Impl. 3 for Lists Using CL Accumulators. For the third implementation, we focused on supporting ordered data by using an \(\mathsf {RSS}\) scheme for lists [22, Scheme 2], while otherwise the same primitives as in our first implementation are used. Of course, with a scheme for sets, it would be possible to encode the ordering for example by appending an index to the parts. However, after redaction, a gap would be observable, which breaks transparency. Achieving transparency for ordered data comes at a cost: Scheme 2 of Derler et al. [22] requires additional accumulators and witnesses updates to keep track of the ordering without breaking transparency, which of course leads to higher computation and space requirements compared to the first implementation.

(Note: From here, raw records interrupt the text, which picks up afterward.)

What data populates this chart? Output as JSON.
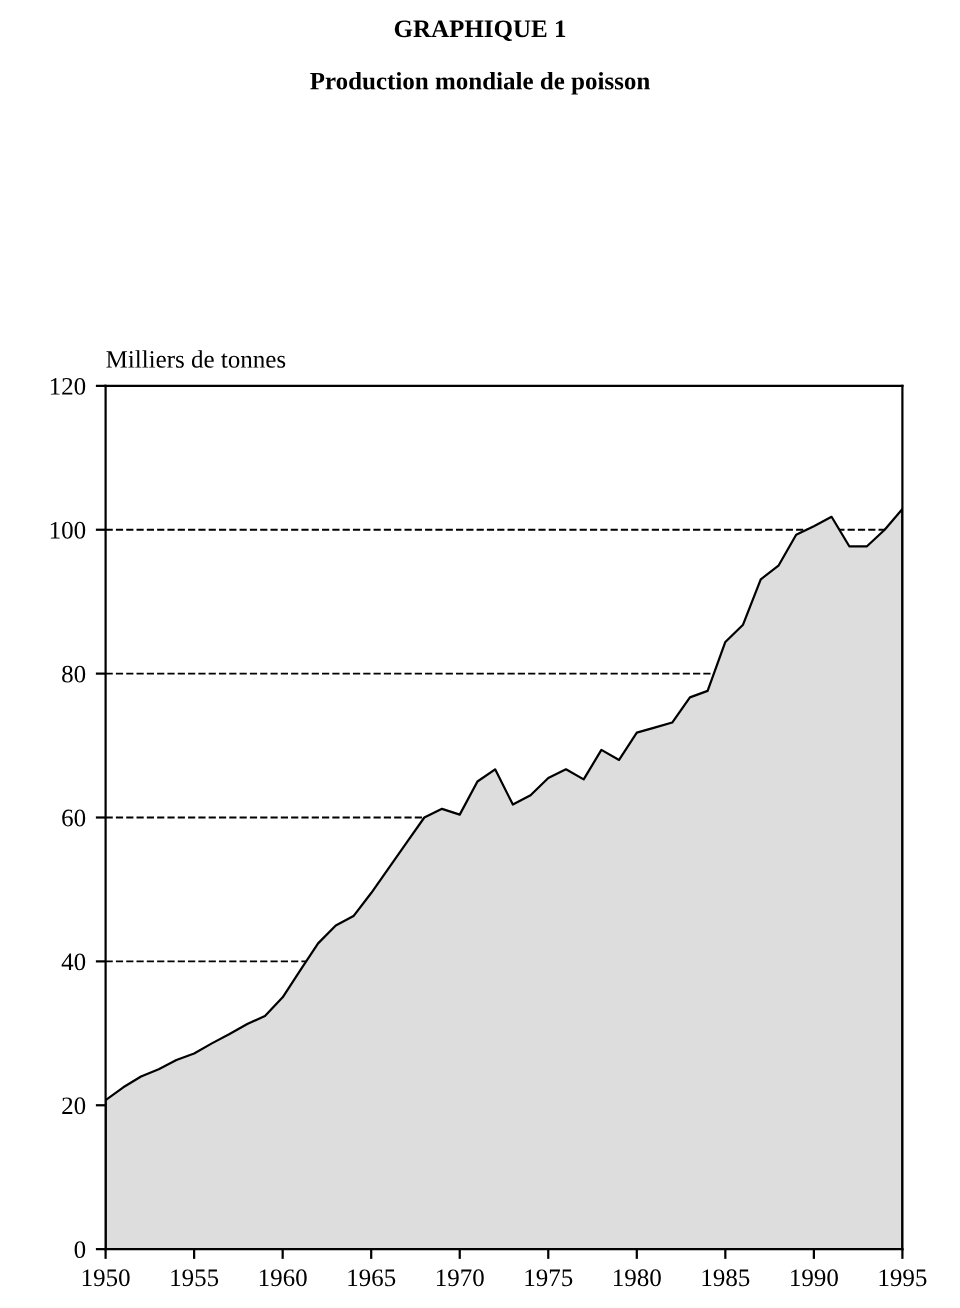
{
  "chart_data": {
    "type": "area",
    "title": "GRAPHIQUE 1",
    "subtitle": "Production mondiale de poisson",
    "ylabel": "Milliers de tonnes",
    "x": [
      1950,
      1951,
      1952,
      1953,
      1954,
      1955,
      1956,
      1957,
      1958,
      1959,
      1960,
      1961,
      1962,
      1963,
      1964,
      1965,
      1966,
      1967,
      1968,
      1969,
      1970,
      1971,
      1972,
      1973,
      1974,
      1975,
      1976,
      1977,
      1978,
      1979,
      1980,
      1981,
      1982,
      1983,
      1984,
      1985,
      1986,
      1987,
      1988,
      1989,
      1990,
      1991,
      1992,
      1993,
      1994,
      1995
    ],
    "series": [
      {
        "color": "#dddddd",
        "values": [
          20.7,
          22.5,
          24,
          25,
          26.3,
          27.2,
          28.6,
          29.9,
          31.3,
          32.4,
          35,
          38.8,
          42.5,
          45,
          46.3,
          49.5,
          53,
          56.5,
          60,
          61.2,
          60.4,
          65,
          66.7,
          61.8,
          63.1,
          65.5,
          66.7,
          65.3,
          69.4,
          68,
          71.8,
          72.5,
          73.2,
          76.7,
          77.6,
          84.4,
          86.8,
          93.1,
          95,
          99.3,
          100.5,
          101.8,
          97.7,
          97.7,
          100,
          102.9
        ]
      }
    ],
    "xlim": [
      1950,
      1995
    ],
    "xticks": [
      1950,
      1955,
      1960,
      1965,
      1970,
      1975,
      1980,
      1985,
      1990,
      1995
    ],
    "ylim": [
      0,
      120
    ],
    "yticks": [
      0,
      20,
      40,
      60,
      80,
      100,
      120
    ],
    "grid": "y",
    "line_style": "dashed"
  }
}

Using CL accumulators again allows for an optimization [22] around batch witnesses and verifications. This optimization also reduces the \(\mathsf {RSS}\) signature size from \(\mathcal {O}(n^2)\) to \(\mathcal {O}(n)\).

5 Conclusion

In this paper, we introduced selective end-to-end data-sharing, which covers various issues for data-sharing in honest-but-curious cloud environments by providing end-to-end confidentiality, authenticity, and selective disclosure. First, we formally defined the concept and modeled requirements for cloud data-sharing as security properties. We then instantiated this model with a proven-secure modular construction that is built on generic cryptographic mechanisms, which can be instantiated with various schemes allowing for implementations tailored to the needs of different application domains. Finally, we evaluated the performance characteristics of three implementations to highlight the practical usefulness of our modular construction and model as a whole.